Ian has also overseen numerous successful consignments and institutional sales including the three-part single-owner sale of The Detective Fiction Library of Richard M. Lackritz ($780,000, 2002), setting a world record for a single-owner sale in that genre;  A Vitruvius collection consigned by the Metropolitan Museum of Art that included a copy of the first edition of De architectura, Rome, 1487, a world record for a book on architecture ($881,000, 2007); and the sale of Newton’s Philosophiae naturalis principia mathematica (London, 1687), the presentation copy to King James, ($2.5 million, 2013).

Ian has lectured for New York University and the Appraiser Association of America. He has been a member of the Grolier Club, the oldest existing bibliophilic club in North America, since 1999. 
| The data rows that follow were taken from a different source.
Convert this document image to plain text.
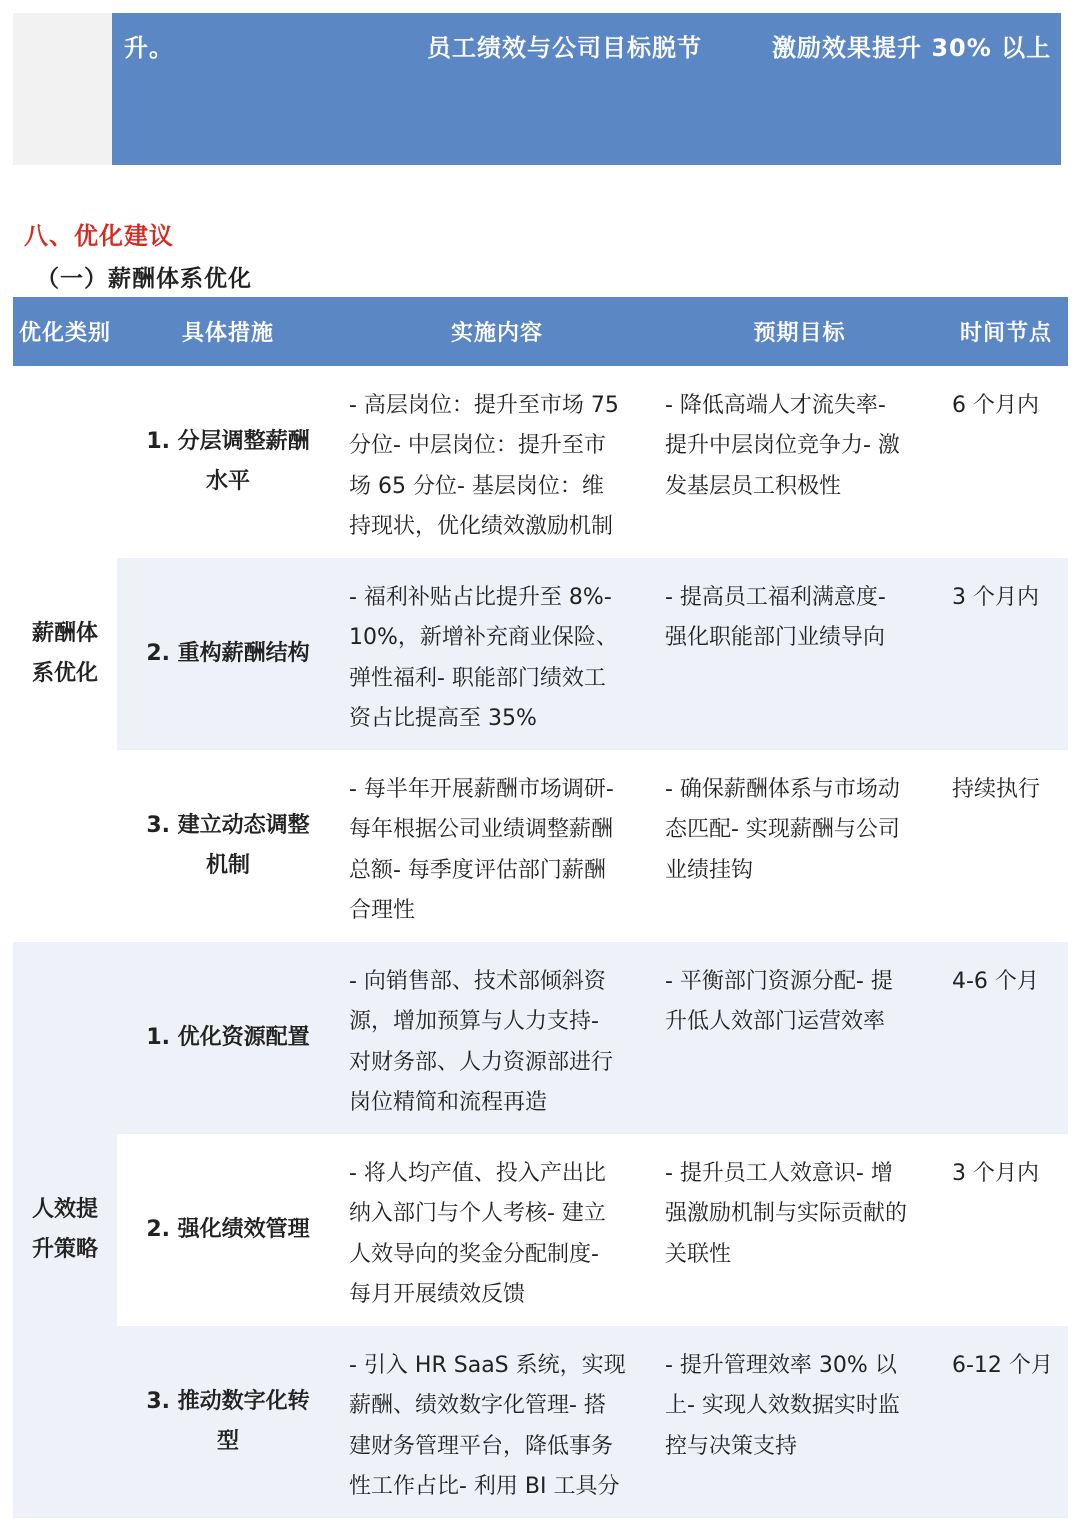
升。	员工绩效与公司目标脱节	激励效果提升 30% 以上
八、优化建议
（一）薪酬体系优化
优化类别	具体措施	实施内容	预期目标	时间节点

薪酬体
系优化	1. 分层调整薪酬
水平	- 高层岗位：提升至市场 75
分位- 中层岗位：提升至市
场 65 分位- 基层岗位：维
持现状，优化绩效激励机制	- 降低高端人才流失率-
提升中层岗位竞争力- 激
发基层员工积极性	6 个月内

	2. 重构薪酬结构	- 福利补贴占比提升至 8%-
10%，新增补充商业保险、
弹性福利- 职能部门绩效工
资占比提高至 35%	- 提高员工福利满意度-
强化职能部门业绩导向	3 个月内

	3. 建立动态调整
机制	- 每半年开展薪酬市场调研-
每年根据公司业绩调整薪酬
总额- 每季度评估部门薪酬
合理性	- 确保薪酬体系与市场动
态匹配- 实现薪酬与公司
业绩挂钩	持续执行

人效提
升策略	1. 优化资源配置	- 向销售部、技术部倾斜资
源，增加预算与人力支持-
对财务部、人力资源部进行
岗位精简和流程再造	- 平衡部门资源分配- 提
升低人效部门运营效率	4-6 个月

	2. 强化绩效管理	- 将人均产值、投入产出比
纳入部门与个人考核- 建立
人效导向的奖金分配制度-
每月开展绩效反馈	- 提升员工人效意识- 增
强激励机制与实际贡献的
关联性	3 个月内

	3. 推动数字化转
型	- 引入 HR SaaS 系统，实现
薪酬、绩效数字化管理- 搭
建财务管理平台，降低事务
性工作占比- 利用 BI 工具分	- 提升管理效率 30% 以
上- 实现人效数据实时监
控与决策支持	6-12 个月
During Darren Sutherland’s ten years at the Strand Bookstore, he has seen and handled valuable and interesting material in all fields. With a degree in English Literature from the University of California at Berkeley, he began his career in the book trade as the first employee of Iconoclast Books, a vibrant retail bookshop in Sun Valley, Idaho. Over the course of a decade he helped grow the fledgling store into multiple locations, with a particular focus on first edition Hemingway, books on fishing, and western Americana.  He has provided commentary on the book markets for numerous publications, including Esquire and the Wall Street Journal.